I'd be still eating on the last biscuit with honey listening and watchin' and waitin' for Daddy's reply.  He'd pull his old worn out sweat stained hat on and look at her like she was from outer space as he slammed the back screen door while heading to the barn muttering something to himself.

She was always doing something for others who might need some help.  She'd have us save all our clothes and shoes that didn't fit any of us anymore and we'd take them to this family that had less than we did.  She made us polish the shoes or wash the shoe laces and wash and iron the clothes and patch any tears in the fabric.

She was always giving away extra garden produce and eggs and milk.  I remember rolling my eyes thinking, 'Oh great! I'm going to be suffering extra in the heat picking that sticky okra and diggin' for potatoes for somebody we don't even know! She visited the sick in our community and always went to see about those who were grieving when they lost a family member.  She never went empty handed. She took a cake or a pie.  And I guess there were certainly times she must have had moments like any human does with doubt or fear or sadness, but if she did, I guess it didn't last long.

I was the most ornery one of us kids.  I was scared and angry when she was dying.  I didn't want to stay in the room with her.  But she made me feel like I was the most important person that ever breathed when I walked into a room.  But she did that for every one of us I imagine.  It wasn't till after she was gone that I realized how much she meant to me...to all of us.

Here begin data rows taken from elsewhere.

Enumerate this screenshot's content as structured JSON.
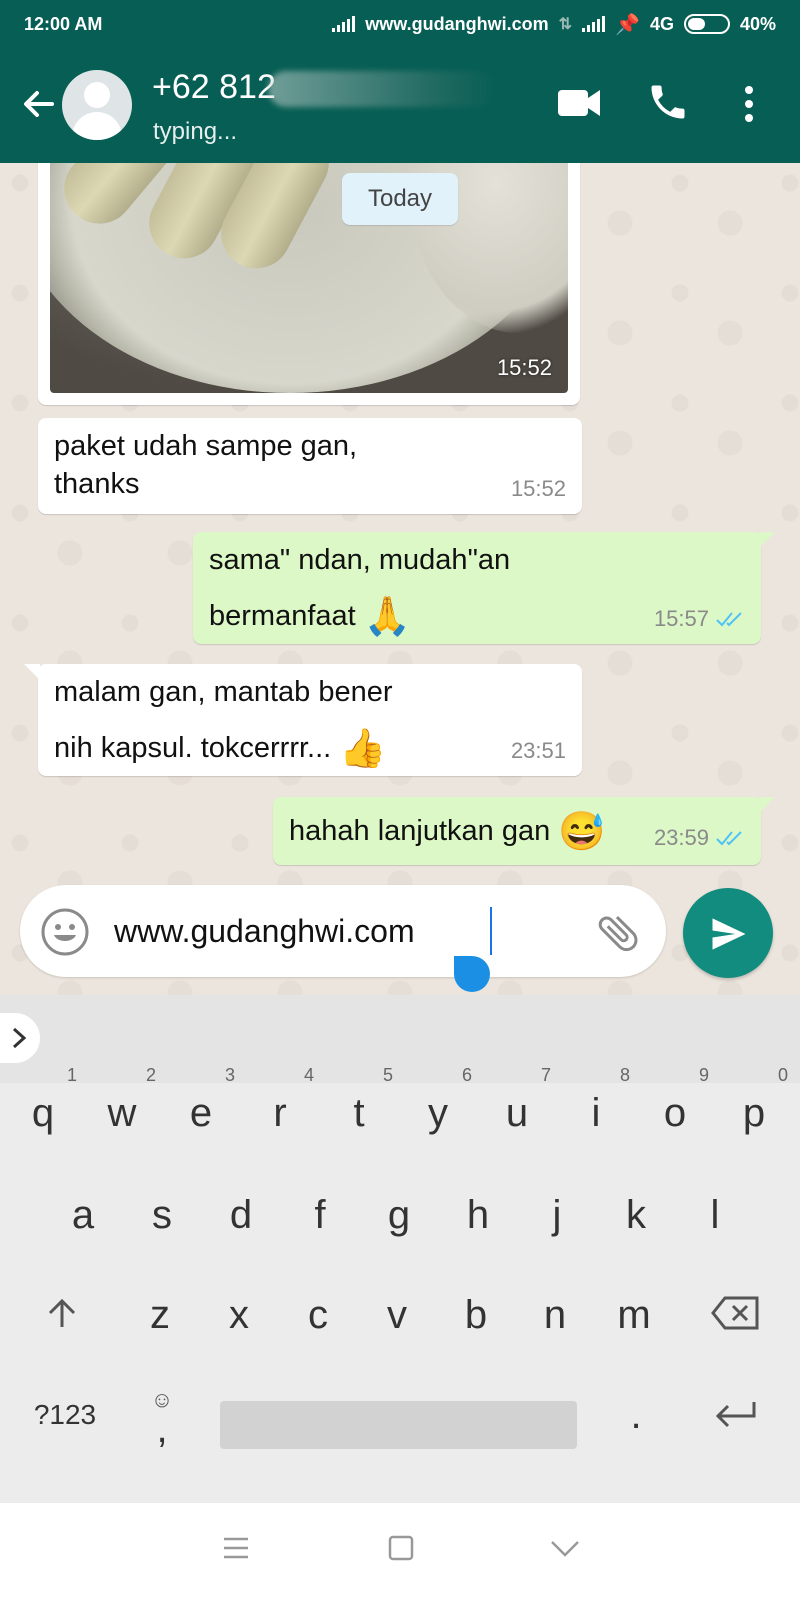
{
  "statusbar": {
    "time": "12:00 AM",
    "carrier_text": "www.gudanghwi.com",
    "network": "4G",
    "battery": "40%",
    "icons": [
      "signal-icon",
      "data-activity-icon",
      "signal-icon",
      "pin-icon",
      "battery-icon"
    ]
  },
  "header": {
    "contact_name": "+62 812",
    "contact_status": "typing...",
    "icons": [
      "back-arrow-icon",
      "avatar-icon",
      "video-call-icon",
      "phone-call-icon",
      "more-vertical-icon"
    ]
  },
  "chat": {
    "date_chip": "Today",
    "photo_message": {
      "time": "15:52"
    },
    "messages": [
      {
        "direction": "in",
        "lines": [
          "paket udah sampe gan,",
          "thanks"
        ],
        "time": "15:52"
      },
      {
        "direction": "out",
        "lines": [
          "sama\" ndan, mudah\"an",
          "bermanfaat"
        ],
        "emoji": "🙏",
        "time": "15:57",
        "status": "read"
      },
      {
        "direction": "in",
        "lines": [
          "malam gan, mantab bener",
          "nih kapsul. tokcerrrr..."
        ],
        "emoji": "👍",
        "time": "23:51"
      },
      {
        "direction": "out",
        "lines": [
          "hahah lanjutkan gan"
        ],
        "emoji": "😅",
        "time": "23:59",
        "status": "read"
      }
    ]
  },
  "composer": {
    "value": "www.gudanghwi.com",
    "icons": [
      "emoji-icon",
      "attach-icon",
      "send-icon"
    ]
  },
  "keyboard": {
    "row1": [
      {
        "k": "q",
        "h": "1"
      },
      {
        "k": "w",
        "h": "2"
      },
      {
        "k": "e",
        "h": "3"
      },
      {
        "k": "r",
        "h": "4"
      },
      {
        "k": "t",
        "h": "5"
      },
      {
        "k": "y",
        "h": "6"
      },
      {
        "k": "u",
        "h": "7"
      },
      {
        "k": "i",
        "h": "8"
      },
      {
        "k": "o",
        "h": "9"
      },
      {
        "k": "p",
        "h": "0"
      }
    ],
    "row2": [
      "a",
      "s",
      "d",
      "f",
      "g",
      "h",
      "j",
      "k",
      "l"
    ],
    "row3": [
      "z",
      "x",
      "c",
      "v",
      "b",
      "n",
      "m"
    ],
    "symbols_label": "?123",
    "comma_label": ",",
    "period_label": ".",
    "icons": [
      "shift-icon",
      "backspace-icon",
      "emoji-key-icon",
      "enter-icon",
      "expand-suggestions-icon"
    ]
  },
  "navbar": {
    "icons": [
      "menu-icon",
      "home-icon",
      "back-icon"
    ]
  },
  "colors": {
    "header": "#075e54",
    "outgoing_bubble": "#dcf8c6",
    "incoming_bubble": "#ffffff",
    "send_button": "#128c7e",
    "read_ticks": "#4fc3f7",
    "caret": "#1a8fe3"
  }
}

We found little pieces of paper in her Bible where she'd made herself notes like: make Herb a banana cream pie, buy Princess more ribbon for her hair (my sister), tell Pumpkin how good her cookies were Sunday night, forgive Mrs. Johnson."

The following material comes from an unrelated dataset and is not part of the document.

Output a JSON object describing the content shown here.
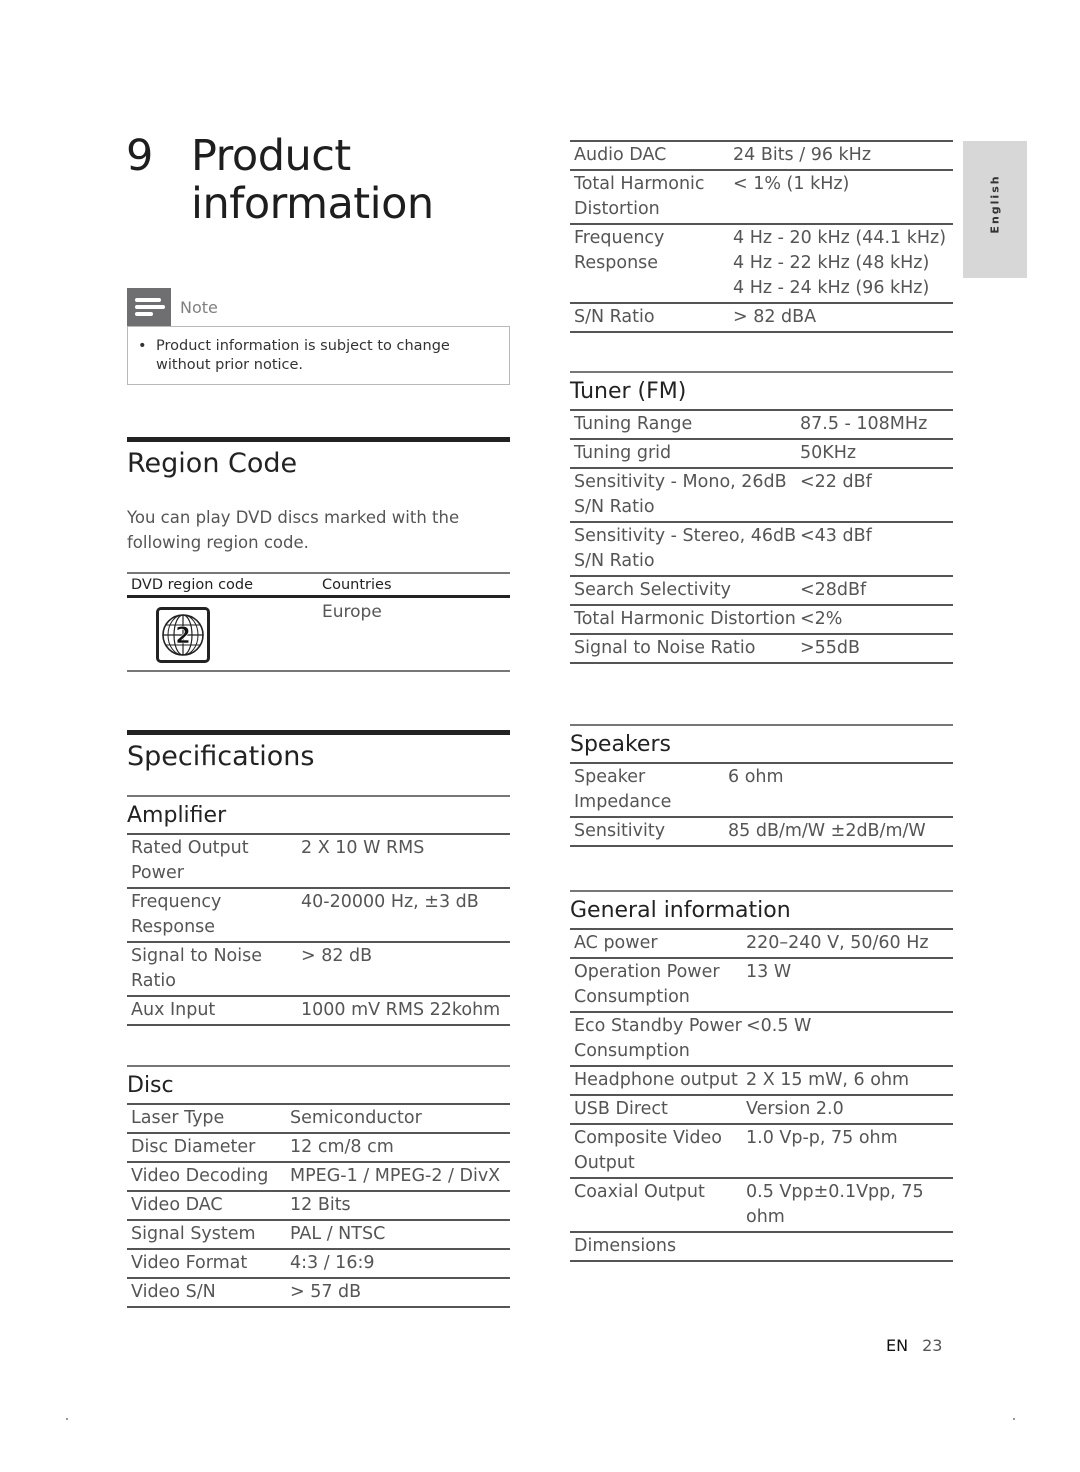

My sweet patient didn't say too much after that. She just smiled at me and thanked me for listening before she left.

I'm really more like Pumpkin that her Mom.  Often I want to  punch someone first and then forgive them.  But I'm not giving up on myself.  Over the years I've come to realize that God's grace still abounds.

How do you want to be remembered? I won't be remembered for my pies and cakes or sewing or contributions to a discussion about politics.  It'll probably be something else I'm remembered for!

Hug your children! Hug your parents! Hug your Grandparents! Hug somebody!